The President of Colombia, Gustavo Petro, and the Attorney General of the Nation, Francisco Barbosa, staged a new public confrontation on Friday, as a result of the accusations launched by the Head of State against a regional prosecutor for alleged ties to criminals.
The attorney general reacted to the criticism against the judicial server and the discussion with the president escalated. Petro addressed Barbosa from Spain on Friday: “The Prosecutor forgets one thing that the constitution orders: I am the head of state, therefore his head.”
The statement generated a quick response from the head of the Prosecutor’s Office, who accused Petro of approaching a dictatorial regime. “What Gustavo Petro has just done is to say that he is not the President of the Republic but a dictator in Colombia,” said Barbosa, who alleged that the statement affects the rule of law and is disrespectful of the independence of powers in the country. .
Added to this questioning was a pronouncement on Friday by the president of the Supreme Court of Justice, magistrate Fernando Castillo, also rejecting President Petro’s statement.
The Court pointed out to President Petro that he was making a wrong interpretation of the Colombian political constitution and considered that he is ignoring “the autonomy and judicial independence that is the founding clause of Colombian democracy.”
In mid-afternoon on Friday, Barbosa announced that he will take his family out of the country for security reasons.
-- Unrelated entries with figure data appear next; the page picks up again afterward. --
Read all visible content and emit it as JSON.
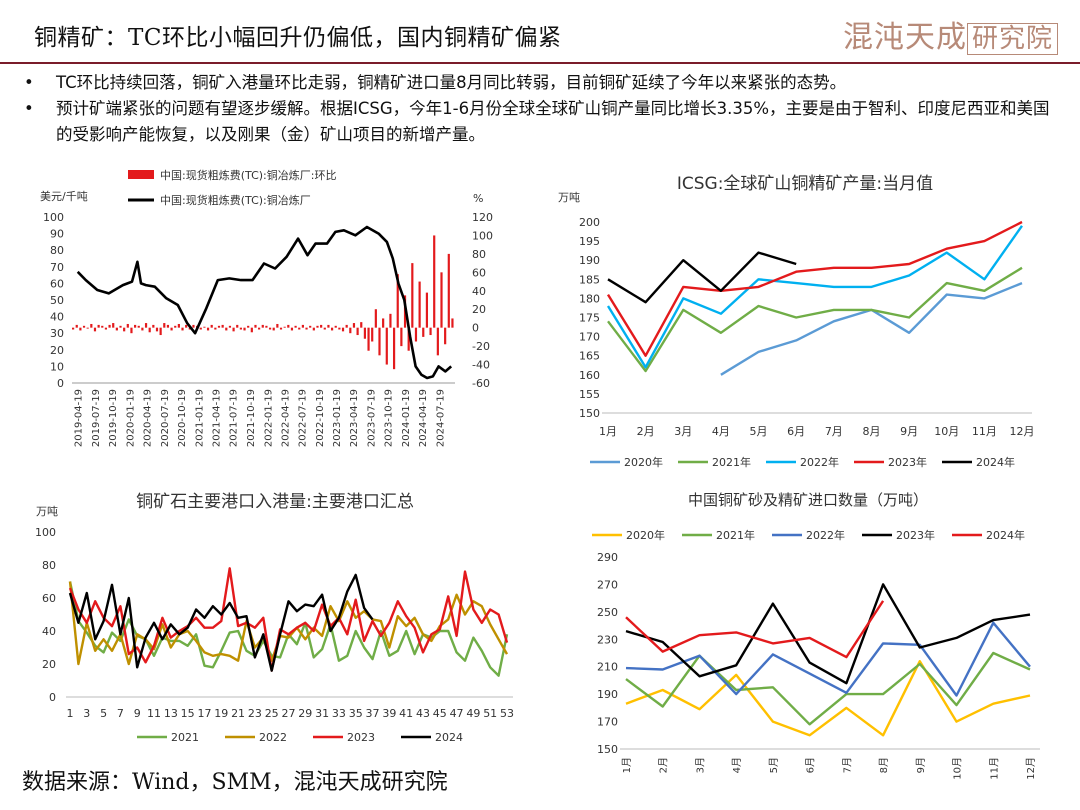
{
  "header": {
    "title": "铜精矿：TC环比小幅回升仍偏低，国内铜精矿偏紧",
    "logo_a": "混沌天成",
    "logo_b": "研究院"
  },
  "bullets": [
    {
      "mark": "•",
      "text": "TC环比持续回落，铜矿入港量环比走弱，铜精矿进口量8月同比转弱，目前铜矿延续了今年以来紧张的态势。"
    },
    {
      "mark": "•",
      "text": "预计矿端紧张的问题有望逐步缓解。根据ICSG，今年1-6月份全球全球矿山铜产量同比增长3.35%，主要是由于智利、印度尼西亚和美国的受影响产能恢复，以及刚果（金）矿山项目的新增产量。"
    }
  ],
  "source": "数据来源：Wind，SMM，混沌天成研究院",
  "colors": {
    "c2020": "#5b9bd5",
    "c2021": "#70ad47",
    "c2022": "#00b0f0",
    "c2023": "#e31a1c",
    "c2024": "#000000",
    "cy2020": "#ffc000",
    "cy2022wk": "#bf9000",
    "cimp2022": "#4472c4",
    "ctcbar": "#e31a1c"
  },
  "chart_data": [
    {
      "id": "tc",
      "type": "bar+line",
      "title": "",
      "ylabel_left": "美元/千吨",
      "ylabel_right": "%",
      "ylim_left": [
        0,
        100
      ],
      "ylim_right": [
        -60,
        120
      ],
      "yticks_left": [
        "0",
        "10",
        "20",
        "30",
        "40",
        "50",
        "60",
        "70",
        "80",
        "90",
        "100"
      ],
      "yticks_right": [
        "-60",
        "-40",
        "-20",
        "0",
        "20",
        "40",
        "60",
        "80",
        "100",
        "120"
      ],
      "x_ticks": [
        "2019-04-19",
        "2019-07-19",
        "2019-10-19",
        "2020-01-19",
        "2020-04-19",
        "2020-07-19",
        "2020-10-19",
        "2021-01-19",
        "2021-04-19",
        "2021-07-19",
        "2021-10-19",
        "2022-01-19",
        "2022-04-19",
        "2022-07-19",
        "2022-10-19",
        "2023-01-19",
        "2023-04-19",
        "2023-07-19",
        "2023-10-19",
        "2024-01-19",
        "2024-04-19",
        "2024-07-19"
      ],
      "legend": [
        "中国:现货粗炼费(TC):铜冶炼厂:环比",
        "中国:现货粗炼费(TC):铜冶炼厂"
      ],
      "line": {
        "x": [
          "2019-04-19",
          "2019-06-01",
          "2019-08-01",
          "2019-10-01",
          "2019-12-15",
          "2020-02-01",
          "2020-03-01",
          "2020-03-20",
          "2020-04-15",
          "2020-06-01",
          "2020-08-01",
          "2020-10-01",
          "2020-11-20",
          "2021-01-01",
          "2021-03-01",
          "2021-05-01",
          "2021-07-01",
          "2021-09-01",
          "2021-11-01",
          "2022-01-01",
          "2022-03-01",
          "2022-05-01",
          "2022-07-01",
          "2022-08-20",
          "2022-10-01",
          "2022-12-01",
          "2023-01-15",
          "2023-03-01",
          "2023-05-01",
          "2023-07-01",
          "2023-09-01",
          "2023-10-15",
          "2023-11-15",
          "2023-12-15",
          "2024-01-15",
          "2024-02-15",
          "2024-03-15",
          "2024-04-15",
          "2024-05-15",
          "2024-06-15",
          "2024-07-15",
          "2024-08-20",
          "2024-09-20"
        ],
        "y": [
          67,
          62,
          56,
          54,
          59,
          61,
          73,
          60,
          59,
          58,
          51,
          47,
          36,
          30,
          45,
          62,
          63,
          62,
          62,
          72,
          69,
          76,
          87,
          77,
          84,
          84,
          91,
          92,
          89,
          94,
          90,
          85,
          75,
          60,
          50,
          28,
          10,
          5,
          3,
          4,
          10,
          7,
          10
        ]
      },
      "bars": {
        "values": [
          -2,
          3,
          -3,
          2,
          -1,
          4,
          -4,
          3,
          2,
          -2,
          3,
          5,
          -3,
          2,
          -4,
          4,
          -6,
          3,
          2,
          -3,
          5,
          -5,
          3,
          -4,
          -8,
          5,
          3,
          -3,
          2,
          4,
          -3,
          3,
          -2,
          3,
          2,
          -2,
          1,
          -3,
          3,
          -2,
          2,
          3,
          -3,
          2,
          -4,
          3,
          -2,
          -3,
          2,
          -5,
          3,
          -2,
          3,
          2,
          -2,
          -3,
          4,
          -2,
          1,
          3,
          -3,
          2,
          -2,
          3,
          -2,
          2,
          -3,
          2,
          3,
          -2,
          3,
          -3,
          2,
          -2,
          -4,
          3,
          -6,
          5,
          -8,
          6,
          -12,
          -25,
          -15,
          20,
          -30,
          10,
          -40,
          15,
          -45,
          58,
          -20,
          35,
          -25,
          70,
          -15,
          50,
          -10,
          38,
          -8,
          100,
          -30,
          60,
          -18,
          80,
          10
        ]
      }
    },
    {
      "id": "icsg",
      "type": "line",
      "title": "ICSG:全球矿山铜精矿产量:当月值",
      "ylabel": "万吨",
      "ylim": [
        150,
        200
      ],
      "yticks": [
        "150",
        "155",
        "160",
        "165",
        "170",
        "175",
        "180",
        "185",
        "190",
        "195",
        "200"
      ],
      "categories": [
        "1月",
        "2月",
        "3月",
        "4月",
        "5月",
        "6月",
        "7月",
        "8月",
        "9月",
        "10月",
        "11月",
        "12月"
      ],
      "series": [
        {
          "name": "2020年",
          "values": [
            null,
            null,
            null,
            160,
            166,
            169,
            174,
            177,
            171,
            181,
            180,
            184
          ]
        },
        {
          "name": "2021年",
          "values": [
            174,
            161,
            177,
            171,
            178,
            175,
            177,
            177,
            175,
            184,
            182,
            188
          ]
        },
        {
          "name": "2022年",
          "values": [
            178,
            162,
            180,
            176,
            185,
            184,
            183,
            183,
            186,
            192,
            185,
            199
          ]
        },
        {
          "name": "2023年",
          "values": [
            181,
            165,
            183,
            182,
            183,
            187,
            188,
            188,
            189,
            193,
            195,
            200
          ]
        },
        {
          "name": "2024年",
          "values": [
            185,
            179,
            190,
            182,
            192,
            189,
            null,
            null,
            null,
            null,
            null,
            null
          ]
        }
      ]
    },
    {
      "id": "port",
      "type": "line",
      "title": "铜矿石主要港口入港量:主要港口汇总",
      "ylabel": "万吨",
      "ylim": [
        0,
        100
      ],
      "yticks": [
        "0",
        "20",
        "40",
        "60",
        "80",
        "100"
      ],
      "x_ticks": [
        "1",
        "3",
        "5",
        "7",
        "9",
        "11",
        "13",
        "15",
        "17",
        "19",
        "21",
        "23",
        "25",
        "27",
        "29",
        "31",
        "33",
        "35",
        "37",
        "39",
        "41",
        "43",
        "45",
        "47",
        "49",
        "51",
        "53"
      ],
      "series": [
        {
          "name": "2021",
          "values": [
            70,
            46,
            39,
            31,
            27,
            39,
            34,
            47,
            37,
            35,
            25,
            36,
            34,
            34,
            31,
            38,
            19,
            18,
            28,
            39,
            40,
            28,
            25,
            34,
            25,
            24,
            38,
            32,
            45,
            24,
            29,
            44,
            22,
            25,
            40,
            30,
            23,
            40,
            25,
            28,
            40,
            26,
            38,
            36,
            40,
            40,
            27,
            22,
            36,
            28,
            18,
            13,
            38
          ]
        },
        {
          "name": "2022",
          "values": [
            70,
            20,
            45,
            28,
            35,
            28,
            38,
            20,
            38,
            35,
            29,
            44,
            30,
            38,
            40,
            34,
            27,
            25,
            26,
            25,
            22,
            46,
            30,
            36,
            22,
            37,
            36,
            42,
            35,
            42,
            37,
            55,
            46,
            58,
            48,
            52,
            47,
            46,
            30,
            49,
            43,
            48,
            38,
            34,
            43,
            47,
            62,
            50,
            58,
            55,
            44,
            35,
            26
          ]
        },
        {
          "name": "2023",
          "values": [
            66,
            53,
            45,
            58,
            48,
            43,
            55,
            26,
            30,
            21,
            31,
            48,
            36,
            40,
            43,
            48,
            42,
            42,
            46,
            78,
            43,
            45,
            42,
            48,
            16,
            41,
            38,
            42,
            45,
            40,
            56,
            43,
            48,
            38,
            59,
            34,
            46,
            37,
            45,
            58,
            49,
            42,
            27,
            38,
            41,
            61,
            37,
            76,
            53,
            45,
            53,
            50,
            33
          ]
        },
        {
          "name": "2024",
          "values": [
            63,
            45,
            63,
            35,
            46,
            68,
            38,
            60,
            18,
            36,
            45,
            35,
            44,
            38,
            42,
            53,
            48,
            55,
            50,
            57,
            48,
            49,
            24,
            38,
            16,
            38,
            58,
            52,
            56,
            55,
            62,
            40,
            48,
            64,
            74,
            54,
            47
          ]
        }
      ]
    },
    {
      "id": "import",
      "type": "line",
      "title": "中国铜矿砂及精矿进口数量（万吨）",
      "ylim": [
        150,
        290
      ],
      "yticks": [
        "150",
        "170",
        "190",
        "210",
        "230",
        "250",
        "270",
        "290"
      ],
      "categories": [
        "1月",
        "2月",
        "3月",
        "4月",
        "5月",
        "6月",
        "7月",
        "8月",
        "9月",
        "10月",
        "11月",
        "12月"
      ],
      "series": [
        {
          "name": "2020年",
          "values": [
            183,
            193,
            179,
            204,
            170,
            160,
            180,
            160,
            214,
            170,
            183,
            189
          ]
        },
        {
          "name": "2021年",
          "values": [
            201,
            181,
            218,
            193,
            195,
            168,
            190,
            190,
            212,
            182,
            220,
            208
          ]
        },
        {
          "name": "2022年",
          "values": [
            209,
            208,
            218,
            190,
            219,
            205,
            191,
            227,
            226,
            189,
            242,
            210
          ]
        },
        {
          "name": "2023年",
          "values": [
            236,
            228,
            203,
            211,
            256,
            213,
            198,
            270,
            224,
            231,
            244,
            248
          ]
        },
        {
          "name": "2024年",
          "values": [
            246,
            221,
            233,
            235,
            227,
            231,
            217,
            258,
            null,
            null,
            null,
            null
          ]
        }
      ]
    }
  ]
}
The official says that President Gustavo Petro’s statements put him at risk.
“I hold Gustavo Petro responsible for what could happen to me or my family, or that they could assassinate me in Colombia after these statements,” said the prosecutor, considering that “there will certainly be consequences” if he decides not to obey the president. Petro, who this morning said he was his boss.
President Petro responded via a long message on Twitter that the attorney general is disrespecting him and that he, as Head of State, has the right to ask about investigations and complaints that constitute a violation of International Humanitarian Law.
This new episode began with a tweet from President Petro, citing an article written by journalist Gonzalo Guillén, in which he mentioned that prosecutor Daniel Hernández would have “covered up” the murder of some 200 people at the hands of the criminal gang “Clan del Golfo”. ” on the north coast of Colombia.
The article states that the prosecutor Hernández would have received the lists of the people who were going to be executed and that the official waited for those homicides to take place and then protected the murderers. President Petro asked to investigate this information, considering it “very serious” and wrote a message on Twitter accompanied by a photograph in which the judicial official appeared with his 13-year-old son.
“The President of the Republic set the trill and accompanied the publication in which the youngest son of prosecutor Hernández is,” denounced Prosecutor Barbosa, who considers that in this way he placed “a tombstone on judicial officials.” In addition, he held the president responsible for what may happen to prosecutor Hernández and his family.
Barbosa also commented that prosecutor Hernández is a victim of the La Rochela massacre, committed by paramilitaries in 1989 and that “to tell a victim recognized by a sentence of the Inter-American Court of Human Rights that he is a defender of the paramilitaries is a very serious accusation”.
Prosecutor Barbosa and President Petro had already had other disagreements. The most remembered has to do with the harsh criticism launched at the time by the head of the prosecution body against President Petro’s “total peace” plan for the benefits that were proposed for criminals.
Barbosa took office in the Prosecutor’s Office in February 2020. He was elected by the Supreme Court of Justice, one of the high constitutional courts, from a shortlist presented by the then president of Colombia, Iván Duque. Before becoming attorney general, he had been a right-leaning government official at the time.
The clash of powers occurred one day after the Colombian justice had annulled the election of the president of Congress, Senator Roy Barreras, due to double political militancy. Barreras is considered a strategic bishop of the Gustavo Petro government in the Legislature and, if the decision is final after appeals, in the course of the next few weeks he would have to leave office in Congress.